The concept of “design for manufacturability” (DFM) is something we talk about quite a lot in the metal fabrication industry. However, “design for assembly” (DFA) is just as important, if not as well-known. Starting in the 1960s, designers and engineers began to experiment with different rules around what would eventually evolve into modern DFA standards. However, it wasn’t until 1977 that the modern design for assembly method began to gain real traction, when UMass professor Geoffrey Boothroyd developed three basic criteria that in 1981 he expanded upon with Dr. Peter Dewhurst and introduced to the manufacturing world, which can be summarized as follows:
- Does the part move with respect to other parts already assembled?
- Must the part be made of a different material or be isolated from all other parts already assembled?
- Must the part be separate from all other parts already assembled because necessary assembly or disassembly would otherwise be impossible?
In the 80s and 90s, GE Hitachi also took up the design for assembly cause (relabeling it Assembly Evaluation Method or AEM) as did Westinghouse and several others, but all methods, regardless of origin, are now referred to as DFA.
How do industrial designers and engineers utilize design for assembly principles in sheet metal fabrication projects?
So, what is Design for Assembly-focused metal fabrication?
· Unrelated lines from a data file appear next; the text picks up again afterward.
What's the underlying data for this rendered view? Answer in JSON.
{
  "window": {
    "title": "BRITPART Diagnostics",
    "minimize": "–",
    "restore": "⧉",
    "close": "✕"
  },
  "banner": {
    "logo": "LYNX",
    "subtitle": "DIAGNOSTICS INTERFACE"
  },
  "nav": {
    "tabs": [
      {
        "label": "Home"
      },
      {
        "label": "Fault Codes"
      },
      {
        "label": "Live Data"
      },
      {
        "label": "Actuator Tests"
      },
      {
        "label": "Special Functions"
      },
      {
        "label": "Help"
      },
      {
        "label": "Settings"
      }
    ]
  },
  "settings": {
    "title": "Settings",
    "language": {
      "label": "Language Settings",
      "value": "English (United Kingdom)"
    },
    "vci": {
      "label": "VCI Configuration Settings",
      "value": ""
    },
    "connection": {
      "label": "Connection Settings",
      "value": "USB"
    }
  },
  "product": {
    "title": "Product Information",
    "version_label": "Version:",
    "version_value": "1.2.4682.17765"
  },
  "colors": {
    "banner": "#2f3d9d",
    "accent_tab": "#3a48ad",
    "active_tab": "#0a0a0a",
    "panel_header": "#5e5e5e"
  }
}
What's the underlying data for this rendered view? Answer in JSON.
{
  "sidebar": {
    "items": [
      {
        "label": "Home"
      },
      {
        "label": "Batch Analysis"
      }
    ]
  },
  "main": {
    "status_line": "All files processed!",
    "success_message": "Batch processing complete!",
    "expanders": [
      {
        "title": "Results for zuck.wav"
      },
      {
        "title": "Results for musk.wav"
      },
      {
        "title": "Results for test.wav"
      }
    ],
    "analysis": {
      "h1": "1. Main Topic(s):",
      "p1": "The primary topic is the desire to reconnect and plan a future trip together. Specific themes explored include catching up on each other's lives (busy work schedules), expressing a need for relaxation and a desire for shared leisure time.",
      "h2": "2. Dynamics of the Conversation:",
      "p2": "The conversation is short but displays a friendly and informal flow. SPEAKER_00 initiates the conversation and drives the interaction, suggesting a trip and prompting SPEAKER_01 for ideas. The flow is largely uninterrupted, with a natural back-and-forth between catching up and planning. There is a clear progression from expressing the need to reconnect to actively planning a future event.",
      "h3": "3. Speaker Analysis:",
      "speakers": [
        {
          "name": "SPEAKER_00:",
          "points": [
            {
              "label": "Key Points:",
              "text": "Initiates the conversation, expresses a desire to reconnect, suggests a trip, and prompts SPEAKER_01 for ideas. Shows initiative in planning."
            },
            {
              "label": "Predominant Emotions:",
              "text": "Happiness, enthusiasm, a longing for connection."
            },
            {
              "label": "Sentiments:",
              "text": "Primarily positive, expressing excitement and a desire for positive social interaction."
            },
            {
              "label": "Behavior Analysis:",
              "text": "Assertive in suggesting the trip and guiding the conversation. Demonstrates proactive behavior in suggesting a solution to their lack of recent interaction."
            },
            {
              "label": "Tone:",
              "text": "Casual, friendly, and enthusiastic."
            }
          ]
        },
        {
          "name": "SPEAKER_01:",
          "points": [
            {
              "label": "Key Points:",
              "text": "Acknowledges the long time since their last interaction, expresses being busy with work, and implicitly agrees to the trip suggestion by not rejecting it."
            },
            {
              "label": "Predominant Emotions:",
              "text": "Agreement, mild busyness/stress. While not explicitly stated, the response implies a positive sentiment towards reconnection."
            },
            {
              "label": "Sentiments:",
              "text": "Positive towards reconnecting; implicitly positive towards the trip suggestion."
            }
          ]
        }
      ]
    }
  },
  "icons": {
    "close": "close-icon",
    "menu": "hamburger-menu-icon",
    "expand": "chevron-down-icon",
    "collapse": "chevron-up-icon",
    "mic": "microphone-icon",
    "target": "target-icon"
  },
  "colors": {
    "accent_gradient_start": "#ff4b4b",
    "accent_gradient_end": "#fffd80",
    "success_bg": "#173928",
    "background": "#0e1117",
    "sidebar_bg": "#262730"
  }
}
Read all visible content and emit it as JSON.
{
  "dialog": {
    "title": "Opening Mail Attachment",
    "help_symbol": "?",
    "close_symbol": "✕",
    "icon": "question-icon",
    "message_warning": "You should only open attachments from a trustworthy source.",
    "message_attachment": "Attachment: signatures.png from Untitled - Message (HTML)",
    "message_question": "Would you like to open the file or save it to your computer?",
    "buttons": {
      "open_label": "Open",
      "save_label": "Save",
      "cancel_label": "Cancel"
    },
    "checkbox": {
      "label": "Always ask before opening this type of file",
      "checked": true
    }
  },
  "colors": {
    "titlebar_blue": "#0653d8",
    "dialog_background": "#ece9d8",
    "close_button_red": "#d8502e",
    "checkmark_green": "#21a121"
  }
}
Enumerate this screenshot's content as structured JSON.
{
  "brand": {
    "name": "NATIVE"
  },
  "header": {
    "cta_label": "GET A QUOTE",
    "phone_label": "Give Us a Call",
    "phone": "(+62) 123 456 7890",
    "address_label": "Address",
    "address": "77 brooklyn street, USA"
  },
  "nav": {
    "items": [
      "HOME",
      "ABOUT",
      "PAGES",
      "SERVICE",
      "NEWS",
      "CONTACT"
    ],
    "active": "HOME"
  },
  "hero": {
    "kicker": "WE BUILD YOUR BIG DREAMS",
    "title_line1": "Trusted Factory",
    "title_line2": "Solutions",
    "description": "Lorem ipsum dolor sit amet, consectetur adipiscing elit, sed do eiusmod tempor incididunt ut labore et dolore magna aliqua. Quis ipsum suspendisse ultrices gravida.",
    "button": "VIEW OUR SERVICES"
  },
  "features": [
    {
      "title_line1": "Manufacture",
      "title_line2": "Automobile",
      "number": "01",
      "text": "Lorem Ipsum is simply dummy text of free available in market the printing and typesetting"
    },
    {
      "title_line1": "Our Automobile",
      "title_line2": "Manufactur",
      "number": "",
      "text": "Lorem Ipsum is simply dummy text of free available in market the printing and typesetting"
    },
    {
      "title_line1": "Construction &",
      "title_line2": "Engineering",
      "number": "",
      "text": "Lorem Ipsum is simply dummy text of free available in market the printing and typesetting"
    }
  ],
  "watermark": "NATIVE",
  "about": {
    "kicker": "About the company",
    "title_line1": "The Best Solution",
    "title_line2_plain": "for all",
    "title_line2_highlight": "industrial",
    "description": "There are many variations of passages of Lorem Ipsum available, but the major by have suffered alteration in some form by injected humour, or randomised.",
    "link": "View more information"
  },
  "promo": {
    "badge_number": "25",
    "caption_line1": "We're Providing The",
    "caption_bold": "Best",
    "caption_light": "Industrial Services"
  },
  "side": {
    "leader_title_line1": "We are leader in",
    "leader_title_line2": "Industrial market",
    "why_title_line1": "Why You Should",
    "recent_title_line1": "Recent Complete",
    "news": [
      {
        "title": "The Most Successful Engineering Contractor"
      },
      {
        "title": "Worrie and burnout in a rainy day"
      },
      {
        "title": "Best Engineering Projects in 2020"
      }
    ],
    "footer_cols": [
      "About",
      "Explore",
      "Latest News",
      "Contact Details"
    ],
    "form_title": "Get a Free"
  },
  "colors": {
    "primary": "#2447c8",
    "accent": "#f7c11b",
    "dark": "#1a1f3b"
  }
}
When a product is designed from the start with its eventual assembly in mind, it means that it has been optimized to take into consideration all aspects of how an item fits together and how it will affect the overall manufacturing process. This, in turn, will help keep costs down by minimizing both material waste and waste that is the result of lost time.
Some questions industrial designers and industrial engineers must ask themselves as part of the design for assembly process include:
- How will the product be assembled (by machine or by hand)?
- Is the product one that stands alone or will it be integrated into a larger assembly?
- Will the product still function even if it is assembled incorrectly?
- How can the number of parts in the product be minimized to decrease the chances of incorrect assembly and keep costs/waste down?
- Are there ways to design the component pieces so that they are easier to manipulate and therefore makes assembly faster/easier?
EVS Metal’s designers and engineers take Design for Assembly standards and criteria into consideration from the very start of every project. This ensures that we are able to decrease waste across the board, resulting in cost savings for EVS that we are then able to pass down to our customers.